Maloof acknowledges that missile defenses may well knock out
high altitude missiles (the bellicose rhetoric from North Korea sounds horribly
prescient now), but might not detect lower altitude artillery from offshore
ships, which could knock out smaller areas but perhaps whole cities.
Maloof provides a laundry list of terror or enemy
organizations that would have a psychological motive to participate in this
sort of asymmetric terror.
He also provides a chapter detailing the way coronal mass
ejections from the Sun ("solar flares") work, warns that we could be “due” for a big blast in
2013 or 2014, and discusses major power failures from previous CME’s (like
Quebec in 1989), and provides detailed accounts of the Carrington event in
1859.
Maloof has a chapter “Why
Haven’t We Been Told?” He does summarize
various bills in Congress meant to shore up the power grid, and details how the
problem has been known for decades, but kept behind the scenes. An “EMP Commission” produced a report in
2008. There have been major papers from
the National Academy of Sciences and Oak Ridge National Laboratory (reviewed on
this blog). The Pentagon seems
schizophrenic, willing to rely on a commercial grid that is apparently so
easily targeted. A trade group, the North American Electric Reliability
Corporation (or NREC) has apparently sugar-coated the issue and made the
industry look better prepared than it actually is.

Maloof ends his book with a survivalist’s guide.

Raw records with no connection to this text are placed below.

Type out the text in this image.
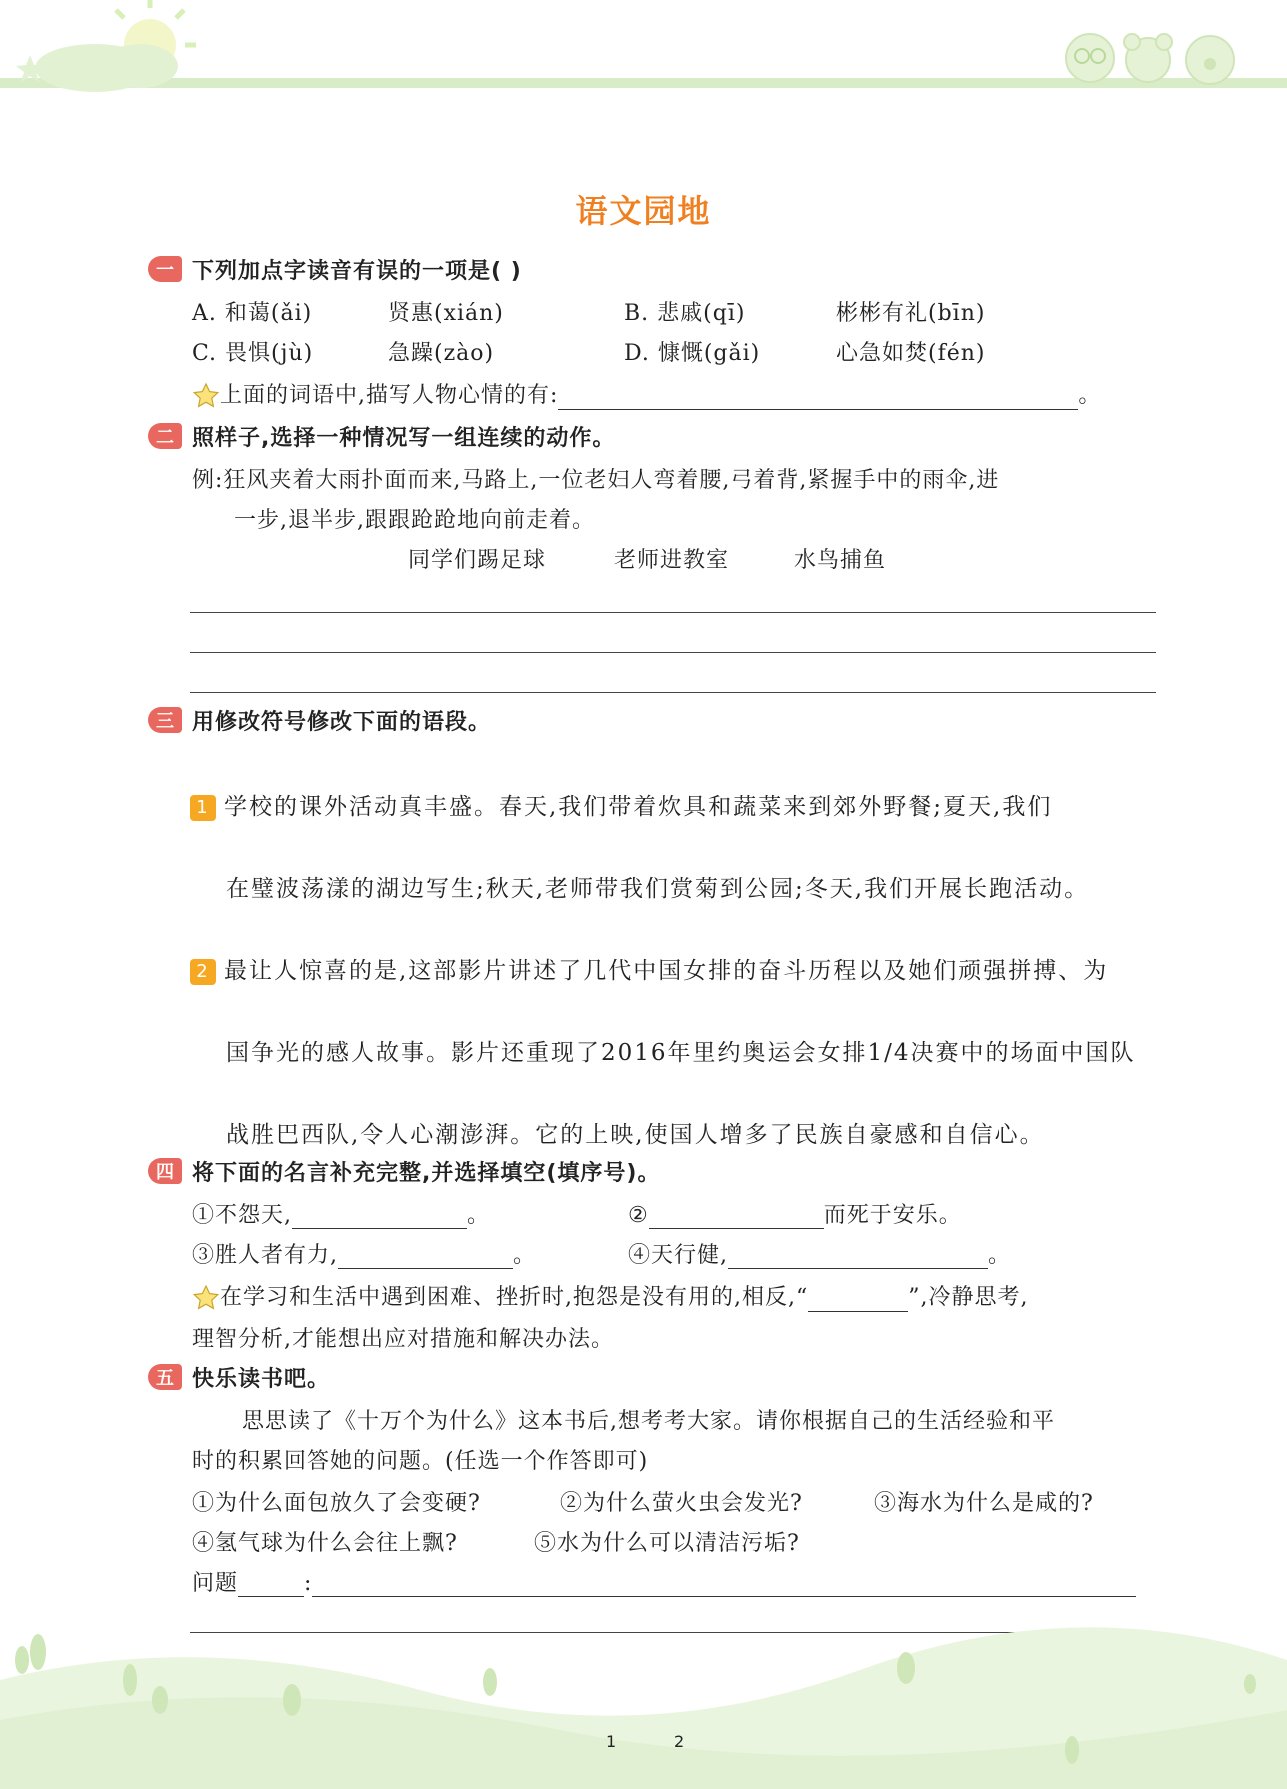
语文园地
一 下列加点字读音有误的一项是( )
A. 和蔼(ǎi)	贤惠(xián)	B. 悲戚(qī)	彬彬有礼(bīn)
C. 畏惧(jù)	急躁(zào)	D. 慷慨(gǎi)	心急如焚(fén)
上面的词语中,描写人物心情的有:	。
二 照样子,选择一种情况写一组连续的动作。
例:狂风夹着大雨扑面而来,马路上,一位老妇人弯着腰,弓着背,紧握手中的雨伞,进
一步,退半步,跟跟跄跄地向前走着。
同学们踢足球	老师进教室	水鸟捕鱼
三 用修改符号修改下面的语段。
1 学校的课外活动真丰盛。春天,我们带着炊具和蔬菜来到郊外野餐;夏天,我们
在璧波荡漾的湖边写生;秋天,老师带我们赏菊到公园;冬天,我们开展长跑活动。
2 最让人惊喜的是,这部影片讲述了几代中国女排的奋斗历程以及她们顽强拼搏、为
国争光的感人故事。影片还重现了2016年里约奥运会女排1/4决赛中的场面中国队
战胜巴西队,令人心潮澎湃。它的上映,使国人增多了民族自豪感和自信心。
四 将下面的名言补充完整,并选择填空(填序号)。
①不怨天,	。	②	而死于安乐。
③胜人者有力,	。	④天行健,	。
在学习和生活中遇到困难、挫折时,抱怨是没有用的,相反,“	”,冷静思考,
理智分析,才能想出应对措施和解决办法。
五 快乐读书吧。
思思读了《十万个为什么》这本书后,想考考大家。请你根据自己的生活经验和平
时的积累回答她的问题。(任选一个作答即可)
①为什么面包放久了会变硬?	②为什么萤火虫会发光?	③海水为什么是咸的?
④氢气球为什么会往上飘?	⑤水为什么可以清洁污垢?
问题	:
1	2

I rather cringe at the “Doomsday Prepper” or
survivalist mentality and value system, resulting in a feudal world run by warlords.
If our world suddenly collapses – and I think it could – it would have
no use for someone like me. It would be
best if I died immediately. Here I would be, 69 or older, with no children. Who
would want to bring children into such a world, anyway? Well, some people would, and some people
would think my comments and admissions as subversive, enticing to enemies. I understand that – even though this sort of
discussion doesn’t happen much in socially acceptable circles. A better question would be, what happens with
teens and twenty-somethings who grew up in a technology driven world, and have
no skills to live in a “real one”?
Actually, the possibility of real catastrophe uinderscores the idea that
social structure and compact (and even a belief in a biological future or
lineage)t really is important, even if it tends to make society vulnerable to
authoritarianism.
Actually, maybe I could back off on my negativity just a
bit. One of my screenplays (actually it is called “Do Ask Do Tell Manifesto” right now)has a character
(based on “me”) abducted by aliens and then forced to train and live in
communities with progressive levels of technology. But of course in a post-technology world the
movie could never be produced, the screenplay never read online.

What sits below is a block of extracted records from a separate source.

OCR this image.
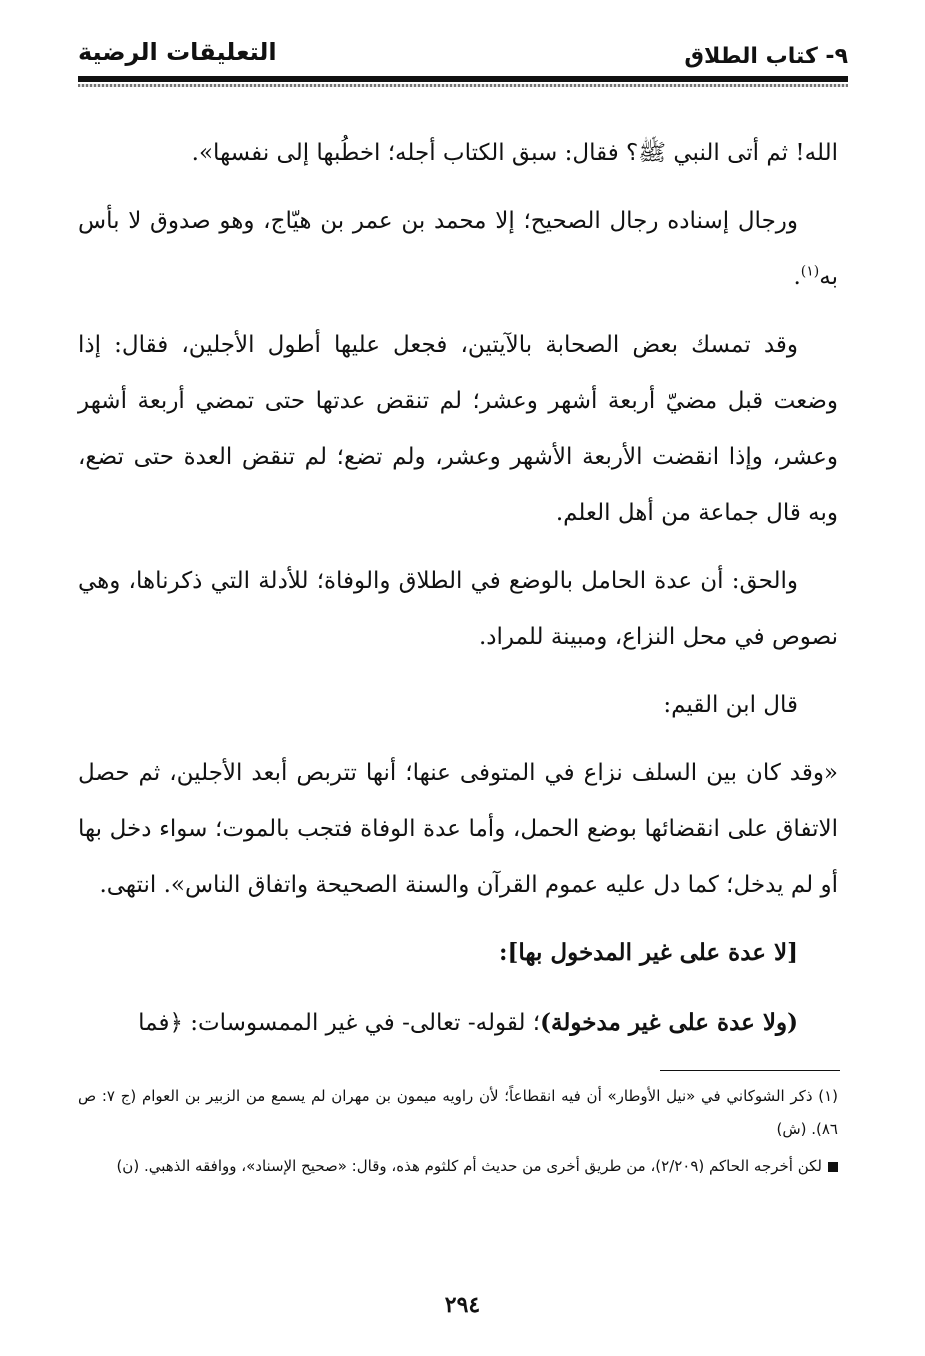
٩- كتاب الطلاق
التعليقات الرضية

الله! ثم أتى النبي ﷺ؟ فقال: سبق الكتاب أجله؛ اخطُبها إلى نفسها».

ورجال إسناده رجال الصحيح؛ إلا محمد بن عمر بن هيّاج، وهو صدوق لا بأس به$^{(١)}$.

وقد تمسك بعض الصحابة بالآيتين، فجعل عليها أطول الأجلين، فقال: إذا وضعت قبل مضيّ أربعة أشهر وعشر؛ لم تنقض عدتها حتى تمضي أربعة أشهر وعشر، وإذا انقضت الأربعة الأشهر وعشر، ولم تضع؛ لم تنقض العدة حتى تضع، وبه قال جماعة من أهل العلم.

والحق: أن عدة الحامل بالوضع في الطلاق والوفاة؛ للأدلة التي ذكرناها، وهي نصوص في محل النزاع، ومبينة للمراد.

قال ابن القيم:

«وقد كان بين السلف نزاع في المتوفى عنها؛ أنها تتربص أبعد الأجلين، ثم حصل الاتفاق على انقضائها بوضع الحمل، وأما عدة الوفاة فتجب بالموت؛ سواء دخل بها أو لم يدخل؛ كما دل عليه عموم القرآن والسنة الصحيحة واتفاق الناس». انتهى.

[لا عدة على غير المدخول بها]:

(ولا عدة على غير مدخولة)؛ لقوله- تعالى- في غير الممسوسات: ﴿فما

(١) ذكر الشوكاني في «نيل الأوطار» أن فيه انقطاعاً؛ لأن راويه ميمون بن مهران لم يسمع من الزبير بن العوام (ج ٧: ص ٨٦). (ش)

لكن أخرجه الحاكم (٢/٢٠٩)، من طريق أخرى من حديث أم كلثوم هذه، وقال: «صحيح الإسناد»، ووافقه الذهبي. (ن)

٢٩٤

At least old fashioned pianos and musical instruments would
work.
Note: I bought a hardcopy of this book, not the Kindle e-book. I'll still be able to read it in the daytime after an EMP attack from Iran or North Korea. Also, among the major politicians, why do only Newt Gingrich and Roscoe Bartlett talk about this? Where are the major media outlets on this issue?
It's like saying, "the Earth is falling into the Sun and they just aren't telling us?" Well, Al Gore is telling us, It's our fault. It's an Inconvenient Truth.